The chance to avoid a prohibition on a deal that previously could have been blocked is at least theoretically now better. The shift with behavioural remedies, and direct pressure exerted by the new Strategic Steer, have the potential to be important. This doesn’t mean major market consolidation will be waved through, but the recent 4-3 clearance of Vodafone/Three highlights the shift. Clear evidence of the consumer and growth benefits are therefore now more important than ever.
Alongside this wider interest in the CMA is heightened, with the CMA the topic of two thinktank papers in the last fortnight alone (from the IPPR and Centre for British Progress). This is therefore now a front of paper issue as political journalists analyse if Government rhetoric is just that, or if there is a notable change in outcomes. This is a double-edged sword for dealmakers, there is more scope for engaging with the media; but also more scrutiny. It will therefore be key to ensure strong media understanding of a deal, particularly if the market is complex or controversial.
Ultimately this means that communications output must align to the competition narrative where there is CMA-driven execution risk.
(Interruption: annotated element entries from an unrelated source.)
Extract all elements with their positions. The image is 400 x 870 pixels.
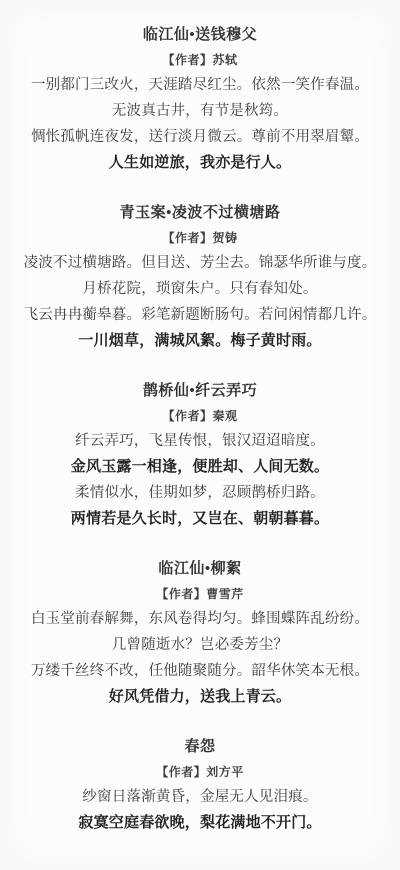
poetry-page: 临江仙•送钱穆父 【作者】苏轼 一别都门三改火，天涯踏尽红尘。依然一笑作春温。 … [0, 0, 400, 870]
poem-line: 万缕千丝终不改，任他随聚随分。韶华休笑本无根。 [0, 658, 400, 684]
poem-title: 青玉案•凌波不过横塘路 [0, 200, 400, 226]
poem-title: 临江仙•柳絮 [0, 556, 400, 582]
poem-author: 【作者】刘方平 [0, 760, 400, 784]
poem-block: 临江仙•送钱穆父 【作者】苏轼 一别都门三改火，天涯踏尽红尘。依然一笑作春温。 … [0, 22, 400, 176]
poem-author: 【作者】曹雪芹 [0, 582, 400, 606]
poem-line: 金风玉露一相逢，便胜却、人间无数。 [0, 454, 400, 480]
poem-line: 纱窗日落渐黄昏，金屋无人见泪痕。 [0, 784, 400, 810]
poem-line: 柔情似水，佳期如梦，忍顾鹊桥归路。 [0, 480, 400, 506]
poem-line: 好风凭借力，送我上青云。 [0, 684, 400, 710]
poem-line: 月桥花院，琐窗朱户。只有春知处。 [0, 276, 400, 302]
poem-line: 纤云弄巧，飞星传恨，银汉迢迢暗度。 [0, 428, 400, 454]
poem-title: 春怨 [0, 734, 400, 760]
poem-line: 飞云冉冉蘅皋暮。彩笔新题断肠句。若问闲情都几许。 [0, 302, 400, 328]
poem-author: 【作者】苏轼 [0, 48, 400, 72]
poem-block: 春怨 【作者】刘方平 纱窗日落渐黄昏，金屋无人见泪痕。 寂寞空庭春欲晚，梨花满地… [0, 734, 400, 836]
poem-line: 白玉堂前春解舞，东风卷得均匀。蜂围蝶阵乱纷纷。 [0, 606, 400, 632]
poem-line: 寂寞空庭春欲晚，梨花满地不开门。 [0, 810, 400, 836]
poem-line: 一别都门三改火，天涯踏尽红尘。依然一笑作春温。 [0, 72, 400, 98]
poem-block: 临江仙•柳絮 【作者】曹雪芹 白玉堂前春解舞，东风卷得均匀。蜂围蝶阵乱纷纷。 几… [0, 556, 400, 710]
poem-title: 临江仙•送钱穆父 [0, 22, 400, 48]
poem-block: 青玉案•凌波不过横塘路 【作者】贺铸 凌波不过横塘路。但目送、芳尘去。锦瑟华所谁… [0, 200, 400, 354]
poem-line: 惆怅孤帆连夜发，送行淡月微云。尊前不用翠眉颦。 [0, 124, 400, 150]
poem-title: 鹊桥仙•纤云弄巧 [0, 378, 400, 404]
poem-block: 鹊桥仙•纤云弄巧 【作者】秦观 纤云弄巧，飞星传恨，银汉迢迢暗度。 金风玉露一相… [0, 378, 400, 532]
poem-line: 凌波不过横塘路。但目送、芳尘去。锦瑟华所谁与度。 [0, 250, 400, 276]
poem-line: 几曾随逝水？岂必委芳尘？ [0, 632, 400, 658]
poem-author: 【作者】贺铸 [0, 226, 400, 250]
poem-line: 人生如逆旅，我亦是行人。 [0, 150, 400, 176]
poem-line: 两情若是久长时，又岂在、朝朝暮暮。 [0, 506, 400, 532]
poem-line: 无波真古井，有节是秋筠。 [0, 98, 400, 124]
poem-author: 【作者】秦观 [0, 404, 400, 428]
poem-line: 一川烟草，满城风絮。梅子黄时雨。 [0, 328, 400, 354]
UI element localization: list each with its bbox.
This should involve both media and political engagement aligned to the deal, emphasising the benefits to consumers and where possible the market at large. This will require a change in approach in some external communications from purely justifying the deal from a shareholder perspective.
In this new world the proof will be in the pudding. The CMA, and former Chair Marcus Bokkerink, has long insisted it is not more interventionist than other regulators – pointing to the relatively low numbers of mergers it has blocked. It is therefore too early to say how this new political pressure and media scrutiny will manifest itself. What is clear is lawyers, journalists and politicians are looking out for test cases – to see whether it’s the same old CMA or a new dawn really has broken.